The new services are aimed at helping mid-market companies move toward a more agile infrastructure. Digital Fortress said that it uses best practices, standardization, and automation to monitor new and existing workloads across IT infrastructure – wherever it is.
The service is comprised of monitoring, resolution, and optimization. Digital Fortress staff provides round-the-clock support to identify abnormalities or activity that could impact system health and performance. The company said its staff quickly attend to incidents, and documents them so they can be resolved quicker. And Digital Fortress will also optimize infrastructure and services based on advanced reporting tools, and help determine which cloud services are optimal based on performance and cost.
Mid-Market Clients Dabbling in Public Cloud
“One of the things we’ve realized is almost every single one of our customers in the mid-market is looking at implementing something that leverages the public cloud or they’ve already moved workloads out of our colocation facility,” Digital Fortress CEO Matt Gerber told The WHIR. “So, what we did about six months ago was we made a decision that it would be in our customers’ best interest and in our best interest to figure out a way for them to do that.”
While mid-market CIOs look to public cloud services to reduce their hosting costs and increase their agility, it also requires new skillsets and staff able to run these new infrastructures.

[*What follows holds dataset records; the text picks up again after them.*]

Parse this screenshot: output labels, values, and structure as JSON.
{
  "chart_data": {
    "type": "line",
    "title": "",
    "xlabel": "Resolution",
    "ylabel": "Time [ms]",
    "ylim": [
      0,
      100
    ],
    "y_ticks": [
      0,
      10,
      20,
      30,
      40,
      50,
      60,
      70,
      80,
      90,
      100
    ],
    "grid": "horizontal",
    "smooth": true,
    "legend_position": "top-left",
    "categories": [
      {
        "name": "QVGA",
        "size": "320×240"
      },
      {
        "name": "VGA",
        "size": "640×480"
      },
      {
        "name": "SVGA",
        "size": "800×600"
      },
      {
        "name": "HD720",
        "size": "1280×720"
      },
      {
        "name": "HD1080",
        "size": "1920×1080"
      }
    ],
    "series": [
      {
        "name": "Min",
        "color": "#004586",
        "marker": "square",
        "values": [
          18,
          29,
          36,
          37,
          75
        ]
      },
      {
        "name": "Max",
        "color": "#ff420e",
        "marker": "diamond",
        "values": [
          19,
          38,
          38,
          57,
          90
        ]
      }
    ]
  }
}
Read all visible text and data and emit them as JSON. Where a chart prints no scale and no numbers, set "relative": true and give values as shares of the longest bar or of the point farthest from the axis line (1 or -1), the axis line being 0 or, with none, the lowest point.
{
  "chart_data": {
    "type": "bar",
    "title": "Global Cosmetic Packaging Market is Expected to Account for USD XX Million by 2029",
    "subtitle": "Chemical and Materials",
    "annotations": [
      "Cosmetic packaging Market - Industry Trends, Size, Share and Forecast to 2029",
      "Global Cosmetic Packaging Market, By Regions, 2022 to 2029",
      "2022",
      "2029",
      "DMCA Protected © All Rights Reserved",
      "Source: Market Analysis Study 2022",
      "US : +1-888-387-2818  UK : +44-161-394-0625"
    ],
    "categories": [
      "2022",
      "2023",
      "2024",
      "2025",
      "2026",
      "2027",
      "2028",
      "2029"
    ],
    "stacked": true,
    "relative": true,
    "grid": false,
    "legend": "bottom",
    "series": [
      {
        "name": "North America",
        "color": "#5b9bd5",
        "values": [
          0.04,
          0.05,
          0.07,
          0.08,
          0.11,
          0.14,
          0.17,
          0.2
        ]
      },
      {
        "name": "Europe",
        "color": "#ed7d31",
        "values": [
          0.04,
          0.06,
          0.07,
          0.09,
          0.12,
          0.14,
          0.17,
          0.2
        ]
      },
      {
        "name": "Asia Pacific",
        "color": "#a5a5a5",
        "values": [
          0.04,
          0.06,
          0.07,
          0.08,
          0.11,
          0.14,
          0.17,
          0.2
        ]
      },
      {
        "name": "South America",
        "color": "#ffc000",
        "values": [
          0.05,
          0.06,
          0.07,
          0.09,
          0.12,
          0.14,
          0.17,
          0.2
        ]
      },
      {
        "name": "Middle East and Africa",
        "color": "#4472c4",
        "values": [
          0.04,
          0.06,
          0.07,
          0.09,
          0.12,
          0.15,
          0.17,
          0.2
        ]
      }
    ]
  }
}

As a colocation provider, Digital Fortress had to bulk up its skills and staff to handle infrastructure outside of its data centers. “We had to hire a lot of really smart people who were AWS certified,” Gerber said. “We’re also changing the way we’ve structured our NOCs and we will have all of our Level 1 NOC technicians will complete an AWS assessment, and Level 2 NOC technicians will be system-operations certified to support both Azure and AWS environments.”
The company is already an Azure-certified partner, and is working to get employees certified in Azure. “It’s a lot of training,” he said.
He said that Digital Fortress’s Hybrid Infrastructure Management services also require a deeper relationship with customers than with traditional colocation.
“The traditional colocation business provides a ‘warm hands’ service,” he said. “But warm hands doesn’t involve monitoring the customer’s infrastructure 24/7 so there will be a much more intimate relationship with our customers because they’re essentially giving us the keys to their IT kingdom where we’re becoming a trusted partner and it will be our eyes on their infrastructure 24/7.”
The company has been building and testing its capabilities and procedures for the past three months with a pilot program involving select customers.
Colo Providers Need to Evolve
In many ways, the agility provided by public cloud services has been forcing colocation providers to evolve to remain relevant.
“You’re going to have to go one of two ways to remain relevant as a colocation provider – either you compete on scale and have to get very big very fast and service very large wholesale and enterprise colocation customers; or if you’re like us, you have to stay relevant by catering to the customers’ needs and moving up the stack,” Gerber said.
“We’ve seen in the last year a lot of regional, traditional colocation providers move up the stack but we feel a thing that they’re missing is the competency and the skillset to provide the public-cloud tie. When you look at what their customers are doing, the customers really want the ability to leverage the big public clouds in addition to private cloud providers too.” Digital Fortress’ new managed services seems to allow it to do just that.